Über den Zynismus dieser Anschauung mag man denken, wie man will: in jedem Falle besitzt sie den Vorzug der Aufrichtigkeit und spricht offen aus das, was ist. Die deutsche Arbeiterklasse kann daraus die Lehre entnehmen, wie durchaus verfehlt jede gemütlich-sentimentale Auffassung ihres Klassenkampfes sein würde. Es ist vollständig in der Ordnung, wenn die Sozialdemokratische Partei die Rechte, die das Proletariat heute schon besitzt, aufs Äußerste verteidigt und sie mit aller Kraft zu vermehren trachtet, aber es wäre das denkbar schlechteste Mittel der Verteidigung, von der prinzipiell schroffen und stolzen Haltung, der die Partei alle ihre Erfolge verdankt, auch nur um Haaresbreite abzuweichen, ihren sozialrevolutionären Charakter auch nur einen Augenblick zu verleugnen. Käme der wunderliche Standpunkt, Volksrechte gegen Kanonen einzutauschen, jemals in der Partei zur Geltung, es wäre der weitaus schlimmste Fehler, den ihre Geschichte zu verzeichnen hätte, der weitaus schwerste Nackenschlag, den die Partei sich jemals selbst zugefügt hätte.
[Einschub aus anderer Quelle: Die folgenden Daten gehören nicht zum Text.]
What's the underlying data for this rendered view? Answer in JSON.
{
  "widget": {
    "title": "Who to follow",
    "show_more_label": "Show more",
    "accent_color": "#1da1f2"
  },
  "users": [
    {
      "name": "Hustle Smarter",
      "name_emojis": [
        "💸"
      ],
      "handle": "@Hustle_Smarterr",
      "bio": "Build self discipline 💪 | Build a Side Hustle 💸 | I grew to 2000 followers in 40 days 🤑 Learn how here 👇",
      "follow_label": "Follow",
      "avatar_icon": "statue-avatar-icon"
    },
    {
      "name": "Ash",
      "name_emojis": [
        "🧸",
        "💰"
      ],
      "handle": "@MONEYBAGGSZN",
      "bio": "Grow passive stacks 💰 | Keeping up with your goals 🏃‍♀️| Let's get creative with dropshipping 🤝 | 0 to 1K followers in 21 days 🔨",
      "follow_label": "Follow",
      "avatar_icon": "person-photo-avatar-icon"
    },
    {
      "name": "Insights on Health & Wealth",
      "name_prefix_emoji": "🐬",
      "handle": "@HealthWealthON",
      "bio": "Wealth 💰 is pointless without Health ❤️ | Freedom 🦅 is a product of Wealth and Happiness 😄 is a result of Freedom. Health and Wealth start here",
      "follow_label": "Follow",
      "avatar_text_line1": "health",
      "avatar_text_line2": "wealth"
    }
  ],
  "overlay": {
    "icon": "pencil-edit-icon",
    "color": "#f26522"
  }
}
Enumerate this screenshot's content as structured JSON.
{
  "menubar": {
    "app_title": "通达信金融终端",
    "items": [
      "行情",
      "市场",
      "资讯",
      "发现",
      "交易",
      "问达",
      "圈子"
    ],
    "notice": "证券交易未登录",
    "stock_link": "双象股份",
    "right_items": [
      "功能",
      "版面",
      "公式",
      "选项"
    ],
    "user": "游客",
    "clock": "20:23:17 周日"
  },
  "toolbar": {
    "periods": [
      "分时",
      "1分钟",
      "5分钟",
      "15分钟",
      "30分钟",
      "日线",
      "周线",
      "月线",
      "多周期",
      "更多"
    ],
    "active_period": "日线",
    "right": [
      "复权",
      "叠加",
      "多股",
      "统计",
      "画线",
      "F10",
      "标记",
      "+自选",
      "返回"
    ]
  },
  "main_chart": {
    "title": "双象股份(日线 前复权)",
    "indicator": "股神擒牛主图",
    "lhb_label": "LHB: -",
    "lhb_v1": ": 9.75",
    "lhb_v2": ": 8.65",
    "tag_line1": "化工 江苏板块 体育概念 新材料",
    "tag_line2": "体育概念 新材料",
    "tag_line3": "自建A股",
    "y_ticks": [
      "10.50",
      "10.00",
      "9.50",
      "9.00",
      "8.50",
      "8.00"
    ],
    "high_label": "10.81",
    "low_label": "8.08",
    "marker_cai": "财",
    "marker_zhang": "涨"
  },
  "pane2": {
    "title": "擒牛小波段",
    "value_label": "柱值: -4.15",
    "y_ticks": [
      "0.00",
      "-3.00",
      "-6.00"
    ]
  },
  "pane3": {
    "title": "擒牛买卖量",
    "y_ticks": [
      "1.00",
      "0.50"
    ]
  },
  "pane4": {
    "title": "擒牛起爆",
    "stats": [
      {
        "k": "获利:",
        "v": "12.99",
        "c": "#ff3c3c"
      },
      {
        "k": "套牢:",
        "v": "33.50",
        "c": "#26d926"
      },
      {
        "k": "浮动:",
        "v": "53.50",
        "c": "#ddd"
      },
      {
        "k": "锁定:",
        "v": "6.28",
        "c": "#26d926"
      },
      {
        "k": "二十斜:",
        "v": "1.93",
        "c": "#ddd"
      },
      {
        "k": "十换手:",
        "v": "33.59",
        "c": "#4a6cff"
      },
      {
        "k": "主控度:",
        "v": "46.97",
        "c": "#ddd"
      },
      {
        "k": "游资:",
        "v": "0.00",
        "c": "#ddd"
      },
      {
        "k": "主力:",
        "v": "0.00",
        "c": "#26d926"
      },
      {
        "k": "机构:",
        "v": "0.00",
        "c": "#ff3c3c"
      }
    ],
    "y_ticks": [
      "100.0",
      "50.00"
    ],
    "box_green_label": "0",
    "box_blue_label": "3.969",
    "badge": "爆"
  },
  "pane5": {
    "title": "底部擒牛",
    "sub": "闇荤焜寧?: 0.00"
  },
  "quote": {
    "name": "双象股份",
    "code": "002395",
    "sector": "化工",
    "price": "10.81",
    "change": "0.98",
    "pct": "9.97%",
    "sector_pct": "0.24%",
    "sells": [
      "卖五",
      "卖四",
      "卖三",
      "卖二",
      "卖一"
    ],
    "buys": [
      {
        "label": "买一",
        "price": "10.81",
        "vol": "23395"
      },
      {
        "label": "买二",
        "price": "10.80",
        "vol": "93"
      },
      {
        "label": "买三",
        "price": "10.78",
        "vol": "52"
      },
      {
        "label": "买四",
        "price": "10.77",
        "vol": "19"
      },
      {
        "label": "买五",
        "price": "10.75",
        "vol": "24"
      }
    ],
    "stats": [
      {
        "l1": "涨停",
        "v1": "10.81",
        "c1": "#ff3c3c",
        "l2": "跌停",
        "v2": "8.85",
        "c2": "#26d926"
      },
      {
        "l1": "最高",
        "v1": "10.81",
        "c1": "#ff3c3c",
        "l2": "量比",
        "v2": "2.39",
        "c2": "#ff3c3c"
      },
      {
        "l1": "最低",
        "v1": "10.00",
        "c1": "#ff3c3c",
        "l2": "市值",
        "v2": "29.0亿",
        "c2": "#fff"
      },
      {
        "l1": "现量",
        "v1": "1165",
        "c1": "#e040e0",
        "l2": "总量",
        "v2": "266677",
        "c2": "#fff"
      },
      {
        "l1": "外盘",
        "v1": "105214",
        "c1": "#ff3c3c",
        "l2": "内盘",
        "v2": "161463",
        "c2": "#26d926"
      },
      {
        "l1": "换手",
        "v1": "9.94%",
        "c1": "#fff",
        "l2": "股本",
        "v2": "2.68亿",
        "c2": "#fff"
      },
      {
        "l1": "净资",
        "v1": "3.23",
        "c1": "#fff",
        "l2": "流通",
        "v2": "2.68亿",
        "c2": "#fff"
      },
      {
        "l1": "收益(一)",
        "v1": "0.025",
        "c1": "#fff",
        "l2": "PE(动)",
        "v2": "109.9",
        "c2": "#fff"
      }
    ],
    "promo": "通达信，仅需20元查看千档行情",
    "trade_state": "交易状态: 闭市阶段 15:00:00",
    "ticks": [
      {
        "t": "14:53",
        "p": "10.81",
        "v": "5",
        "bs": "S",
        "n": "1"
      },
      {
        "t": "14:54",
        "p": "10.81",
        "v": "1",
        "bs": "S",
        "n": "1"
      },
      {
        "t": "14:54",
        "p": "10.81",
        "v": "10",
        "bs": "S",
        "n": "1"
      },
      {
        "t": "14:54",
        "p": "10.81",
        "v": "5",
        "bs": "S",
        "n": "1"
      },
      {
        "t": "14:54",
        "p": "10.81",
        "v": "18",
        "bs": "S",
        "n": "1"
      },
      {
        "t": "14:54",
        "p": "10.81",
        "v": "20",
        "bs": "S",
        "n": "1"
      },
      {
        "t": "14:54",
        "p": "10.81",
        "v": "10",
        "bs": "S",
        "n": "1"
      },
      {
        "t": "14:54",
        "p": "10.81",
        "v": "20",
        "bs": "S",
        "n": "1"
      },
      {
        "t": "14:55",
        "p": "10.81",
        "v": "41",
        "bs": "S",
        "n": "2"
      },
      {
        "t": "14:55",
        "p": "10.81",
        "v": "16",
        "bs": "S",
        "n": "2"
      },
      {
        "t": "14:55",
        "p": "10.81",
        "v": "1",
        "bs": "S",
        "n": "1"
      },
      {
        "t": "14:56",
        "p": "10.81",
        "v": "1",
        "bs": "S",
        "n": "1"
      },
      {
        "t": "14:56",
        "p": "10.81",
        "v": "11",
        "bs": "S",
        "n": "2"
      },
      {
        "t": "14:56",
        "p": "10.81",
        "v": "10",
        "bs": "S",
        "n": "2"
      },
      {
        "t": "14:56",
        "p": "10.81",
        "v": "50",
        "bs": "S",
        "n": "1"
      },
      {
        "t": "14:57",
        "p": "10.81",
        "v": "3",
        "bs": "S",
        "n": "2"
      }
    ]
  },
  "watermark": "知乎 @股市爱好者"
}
Wie schwer sich alle Selbsttäuschungen am klassenbewussten Proletariat rächen, zeigen die mannigfachen taktischen Meinungsverschiedenheiten, welche die an und für sich gut gemeinte und verhältnismäßig harmlose Überschätzung des bürgerlichen „Zuges nach links" in der Partei hervorgerufen hat. Diese Meinungsverschiedenheiten zu leugnen, wäre, wie ein sächsisches Parteiblatt mit Recht sagt, lächerliche und verderbliche Vogel-Strauß-Politik; am wenigsten werden sie durch leere und überhebende Redensarten aus der Welt geschafft. Fraglicher erscheint der Vorschlag jenes Parteiblatts, sie ex cathedra durch einen Beschluss des Parteitags zu entscheiden. Unseres Erachtens werden sie gründlicher ausgerottet durch die Vernichtung ihrer Wurzeln, durch die erschöpfende Aufklärung über das, was die Arbeiterklasse überhaupt nur von Kapitalismus und Militarismus zu erwarten hat. In diesem Sinne begrüßen wir es gern, dass wenige Wochen nach den Wahlen, in denen über zwei Millionen Arbeiter die kategorische Forderung eines menschenwürdigen Daseins gestellt haben, die herrschenden Klassen, immer die Alten, unbelehrt und unbelehrbar, wieder angezogen kommen mit dem kultur- und volksfeindlichen Programm des Soldat Werdens, Steuer Zahlens und Maul Haltens.